Mirad hacia arriba si os atrevéis, aunque lo que teméis no puede volar.

Ambos os enfrentaréis a ello antes de morir.

De repente, Lucio se encontró de nuevo en aquella cueva de las colinas albanas, apenas un muchacho al lado de su amigo Aulio Cornelio, ambos fingiendo ser hombres, y las palabras de la profecía que habían oído llenaron su mente, junto con el momento en que un trozo de papiro como el que ahora miraba ardió en llamas espontáneamente en sus manos. Con una visión que sólo se le concede a un hombre al borde de la muerte, sabía que Aulo había visto aquello mismo en Thralaxas, que la misma águila de color rojo sangre que ahora tenía ante sí, diciéndole que todo aquello por lo que había luchado durante toda su vida podría no suceder.

—Ordena que traigan mi litera —dijo con voz entrecortada, agarrándose el pecho—. Debo ir a Roma.

Marcelo parecía dispuesto a protestar.
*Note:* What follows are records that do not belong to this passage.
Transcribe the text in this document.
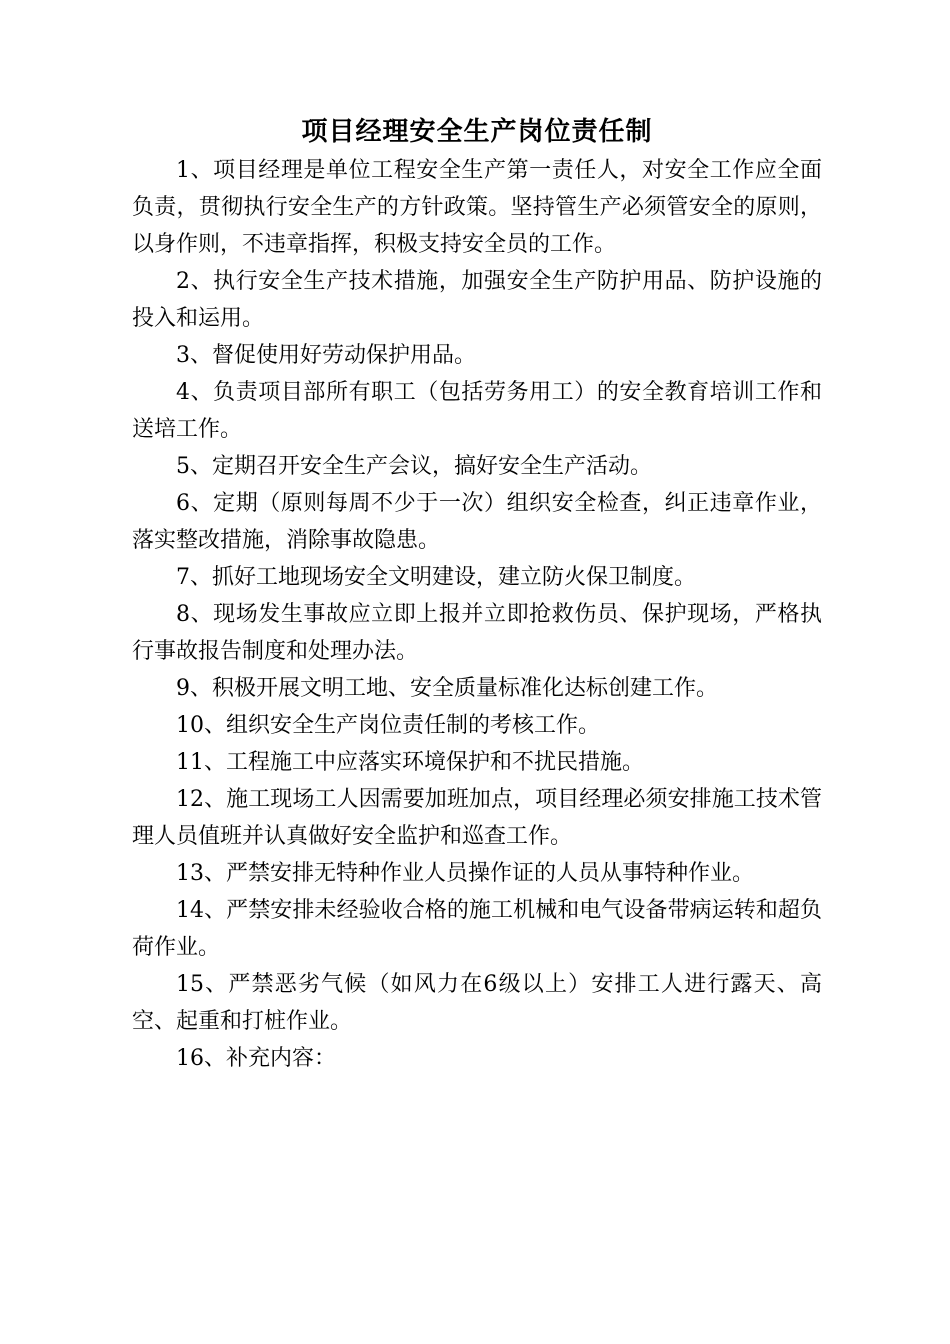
项目经理安全生产岗位责任制

1、项目经理是单位工程安全生产第一责任人，对安全工作应全面负责，贯彻执行安全生产的方针政策。坚持管生产必须管安全的原则，以身作则，不违章指挥，积极支持安全员的工作。

2、执行安全生产技术措施，加强安全生产防护用品、防护设施的投入和运用。

3、督促使用好劳动保护用品。

4、负责项目部所有职工（包括劳务用工）的安全教育培训工作和送培工作。

5、定期召开安全生产会议，搞好安全生产活动。

6、定期（原则每周不少于一次）组织安全检查，纠正违章作业，落实整改措施，消除事故隐患。

7、抓好工地现场安全文明建设，建立防火保卫制度。

8、现场发生事故应立即上报并立即抢救伤员、保护现场，严格执行事故报告制度和处理办法。

9、积极开展文明工地、安全质量标准化达标创建工作。

10、组织安全生产岗位责任制的考核工作。

11、工程施工中应落实环境保护和不扰民措施。

12、施工现场工人因需要加班加点，项目经理必须安排施工技术管理人员值班并认真做好安全监护和巡查工作。

13、严禁安排无特种作业人员操作证的人员从事特种作业。

14、严禁安排未经验收合格的施工机械和电气设备带病运转和超负荷作业。

15、严禁恶劣气候（如风力在6级以上）安排工人进行露天、高空、起重和打桩作业。

16、补充内容：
Su padre, cuyos ojos no se habían apartado del dibujo del águila, gritó:

—¡Soy tu padre, muchacho, debes obedecerme!

El corazón de Lucio Falerio Nerva dejó de latir antes de que hubiesen recorrido diez leguas. Marcelo mandó drenar y embalsamar el cuerpo antes de trasladarlo a un carro. Forzando el paso y cambiando continuamente los caballos, llegó a la capital en tres días. La pira de su padre se alzaría sobre Roma y su genio se dispersaría con las nubes de humo por el aire sobre la ciudad que había consumido su vida.